By Charles Brunette (McGill University) |
81N, 145E. It has now been two weeks since the expedition PS115/2 started. What have the ArcTrain students been doing so far? Apart from just being excited about being in the middle of the Arctic Ocean on the icebreaker Polarstern and taking loads of pictures – we split into small groups based on our interests, and assist the different scientific teams. Some of us help the marine geology team take samples from sediment cores brought back from the bottom of the ocean, some others help to prepare instruments that will measure properties of sea ice, yet some others assist on the deployment of radiosondes (weather balloons) for monitoring the properties of the atmospheric column along the ship track.
In parallel to these tasks, the 13 ArcTrain students are also an ideal work force for the upkeep of the different monitoring programs that run 24/7 on the ship.
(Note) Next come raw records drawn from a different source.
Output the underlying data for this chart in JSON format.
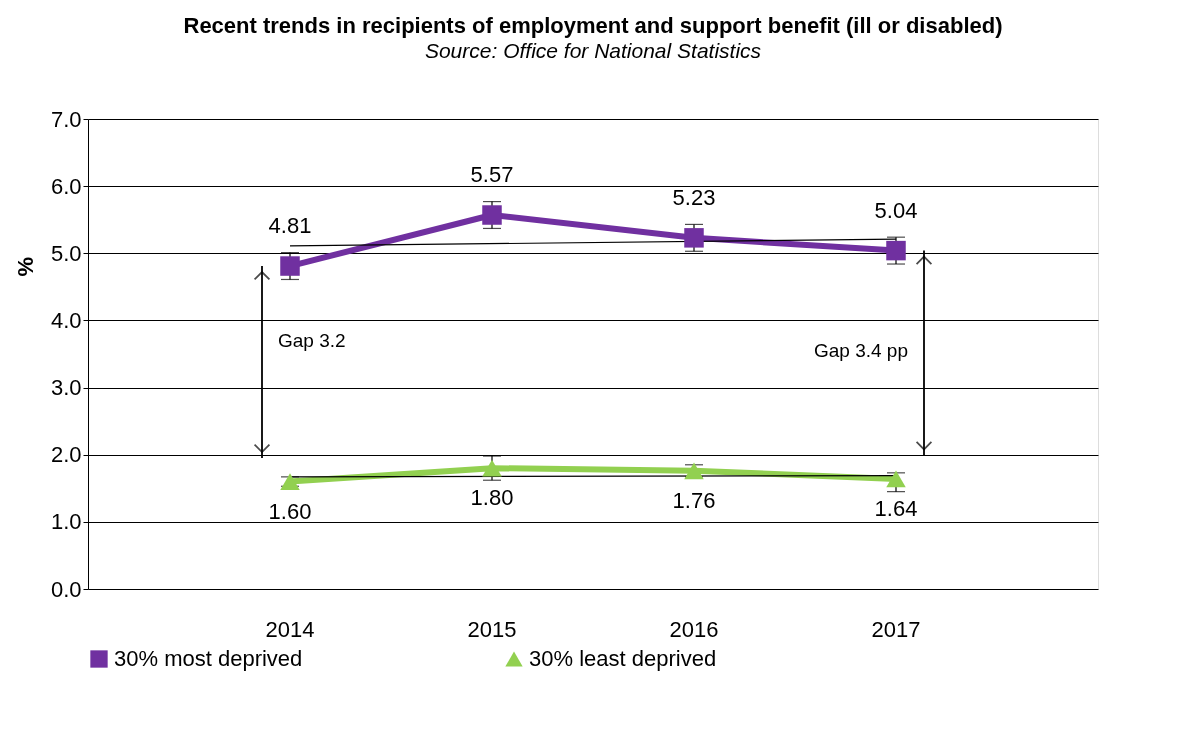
{
  "chart_data": {
    "type": "line",
    "title": "Recent trends in recipients of employment and support benefit (ill or disabled)",
    "subtitle": "Source: Office for National Statistics",
    "ylabel": "%",
    "categories": [
      "2014",
      "2015",
      "2016",
      "2017"
    ],
    "series": [
      {
        "name": "30% most deprived",
        "color": "#7030a0",
        "marker": "square",
        "values": [
          4.81,
          5.57,
          5.23,
          5.04
        ],
        "value_labels": [
          "4.81",
          "5.57",
          "5.23",
          "5.04"
        ],
        "errors": [
          0.2,
          0.2,
          0.2,
          0.2
        ]
      },
      {
        "name": "30% least deprived",
        "color": "#92d050",
        "marker": "triangle",
        "values": [
          1.6,
          1.8,
          1.76,
          1.64
        ],
        "value_labels": [
          "1.60",
          "1.80",
          "1.76",
          "1.64"
        ],
        "errors": [
          0.07,
          0.18,
          0.09,
          [
            1.45,
            1.73
          ]
        ]
      },
      {
        "type": "line",
        "color": "#000000",
        "marker": "none",
        "values": [
          5.11,
          null,
          null,
          5.21
        ]
      },
      {
        "type": "line",
        "color": "#000000",
        "marker": "none",
        "values": [
          1.67,
          null,
          null,
          1.69
        ]
      }
    ],
    "ylim": [
      0,
      7
    ],
    "yticks": [
      {
        "value": 0,
        "label": "0.0"
      },
      {
        "value": 1,
        "label": "1.0"
      },
      {
        "value": 2,
        "label": "2.0"
      },
      {
        "value": 3,
        "label": "3.0"
      },
      {
        "value": 4,
        "label": "4.0"
      },
      {
        "value": 5,
        "label": "5.0"
      },
      {
        "value": 6,
        "label": "6.0"
      },
      {
        "value": 7,
        "label": "7.0"
      }
    ],
    "grid": "y",
    "legend": "bottom",
    "annotations": [
      "Gap 3.2",
      "Gap 3.4 pp"
    ]
  }
}
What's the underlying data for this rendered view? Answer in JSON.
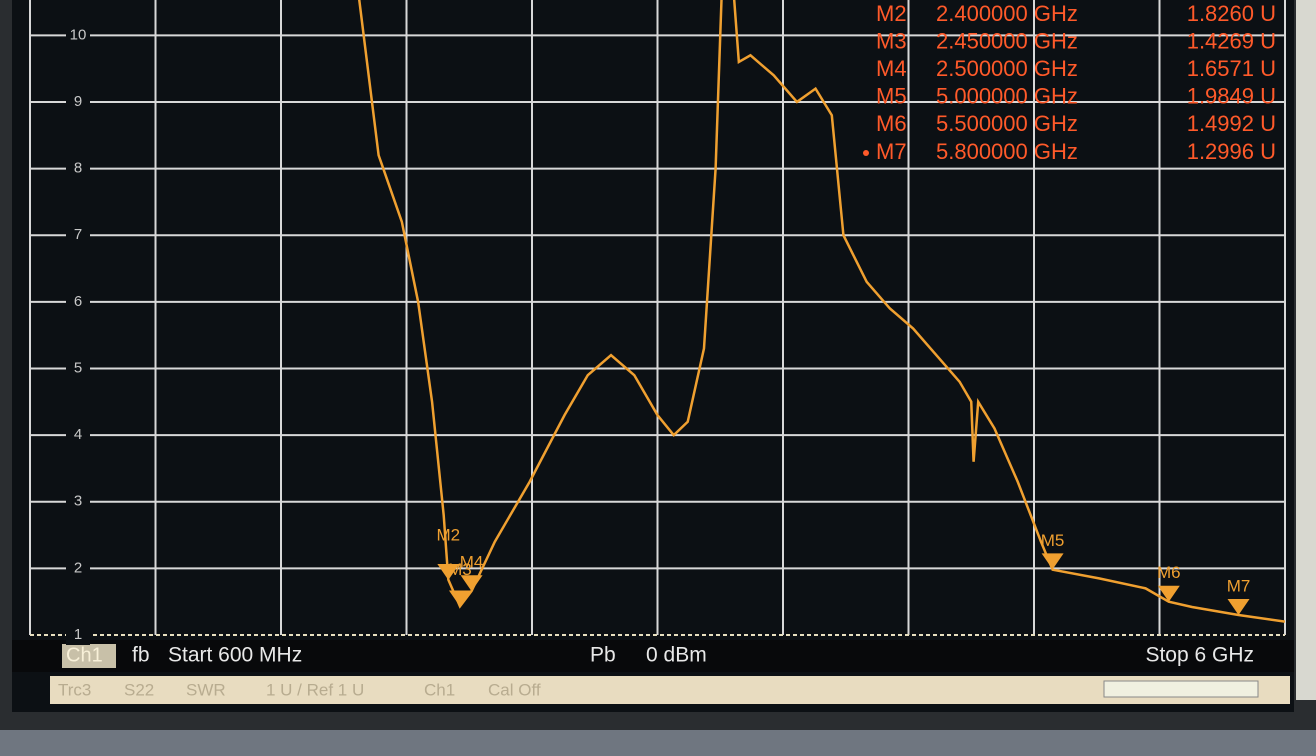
{
  "chart_data": {
    "type": "line",
    "x": [
      2.0,
      2.1,
      2.2,
      2.27,
      2.33,
      2.38,
      2.4,
      2.45,
      2.5,
      2.6,
      2.75,
      2.9,
      3.0,
      3.1,
      3.2,
      3.3,
      3.37,
      3.43,
      3.5,
      3.55,
      3.58,
      3.62,
      3.65,
      3.7,
      3.8,
      3.9,
      3.98,
      4.05,
      4.1,
      4.2,
      4.3,
      4.4,
      4.5,
      4.6,
      4.65,
      4.66,
      4.68,
      4.75,
      4.85,
      4.95,
      5.0,
      5.2,
      5.4,
      5.5,
      5.6,
      5.8,
      6.0
    ],
    "series": [
      {
        "color": "#f0a030",
        "values": [
          11,
          8.2,
          7.2,
          6.0,
          4.5,
          2.8,
          1.83,
          1.43,
          1.66,
          2.4,
          3.3,
          4.3,
          4.9,
          5.2,
          4.9,
          4.3,
          4.0,
          4.2,
          5.3,
          8,
          11,
          11,
          9.6,
          9.7,
          9.4,
          9.0,
          9.2,
          8.8,
          7.0,
          6.3,
          5.9,
          5.6,
          5.2,
          4.8,
          4.5,
          3.6,
          4.5,
          4.1,
          3.3,
          2.4,
          1.98,
          1.85,
          1.7,
          1.5,
          1.42,
          1.3,
          1.2
        ]
      }
    ],
    "xlim": [
      0.6,
      6
    ],
    "ylim": [
      1,
      10.5
    ],
    "yticks": [
      1,
      2,
      3,
      4,
      5,
      6,
      7,
      8,
      9,
      10
    ],
    "grid": true,
    "markers": [
      {
        "name": "M2",
        "x": 2.4,
        "x_label": "2.400000 GHz",
        "value": 1.826,
        "value_label": "1.8260 U"
      },
      {
        "name": "M3",
        "x": 2.45,
        "x_label": "2.450000 GHz",
        "value": 1.4269,
        "value_label": "1.4269 U"
      },
      {
        "name": "M4",
        "x": 2.5,
        "x_label": "2.500000 GHz",
        "value": 1.6571,
        "value_label": "1.6571 U"
      },
      {
        "name": "M5",
        "x": 5.0,
        "x_label": "5.000000 GHz",
        "value": 1.9849,
        "value_label": "1.9849 U"
      },
      {
        "name": "M6",
        "x": 5.5,
        "x_label": "5.500000 GHz",
        "value": 1.4992,
        "value_label": "1.4992 U"
      },
      {
        "name": "M7",
        "x": 5.8,
        "x_label": "5.800000 GHz",
        "value": 1.2996,
        "value_label": "1.2996 U",
        "active": true
      }
    ]
  },
  "footer": {
    "channel": "Ch1",
    "trace_type": "fb",
    "start": "Start 600 MHz",
    "power_label": "Pb",
    "power": "0 dBm",
    "stop": "Stop 6 GHz"
  },
  "status_bar": [
    "Trc3",
    "S22",
    "SWR",
    "1 U / Ref 1 U",
    "Ch1",
    "Cal Off"
  ]
}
We are in charge of the Ice Watch, an international project that consists of a database of shipborne observations of sea ice from vessels travelling into polar oceans. Every hour, one of us goes to the Bridge (where the navigation operations take place) to have an optimal view of the water and ice surrounding the ship within 1 nautical mile. We record some basic information about the ship course (position, speed, direction), about weather (fog, rain, snow, clouds), about fauna if any, and most importantly we provide estimates of the sea ice cover: concentration, thickness, snow cover, topography, melt, and presence of algae or sediments. We plan to compare our Ice Watch reports to remote sensing data to see how closely they match (or not)!
In addition, we take turns for the Parasound watch, a responsibility shared with other students taking part in the expedition. The Atlas Parasound is an echosounder instrument that we use for retrieving profiles of the sub-bottom ocean. In other words, it uses high-frequency sound pulses that bounce back from the ocean floor and inform us about the structure of the uppermost sediment layers of the seafloor – an echography of the ocean! During watchkeeping, we make sure that the instrument is correctly tracking the ocean depth, we fine-tune the amplification of the signal, and we ensure that the profiles display and print properly. All that in real time so that nice sub-bottom ocean profiles are ready to be used for operations: the profiles can help the geologists decide on where to take sediment cores, and also guide the scientific team on what areas are interesting for further exploration!
Finally, we are also in charge of the marine mammal watch, in coordination with the geophysics team. Seismic reflection surveys are useful in retrieving the structure of sediments at the bottom of the ocean, but they require the use of air pulsers that emit a sound recognized by marine mammals. Whenever the seismic survey is going on, to avoid perturbing the fauna, we stand at the Bridge and report any mammal sighting to the geophysics team, so they can stop the measurements.
All in all, we’re quite busy, and more work is coming as we reach a new work station tomorrow!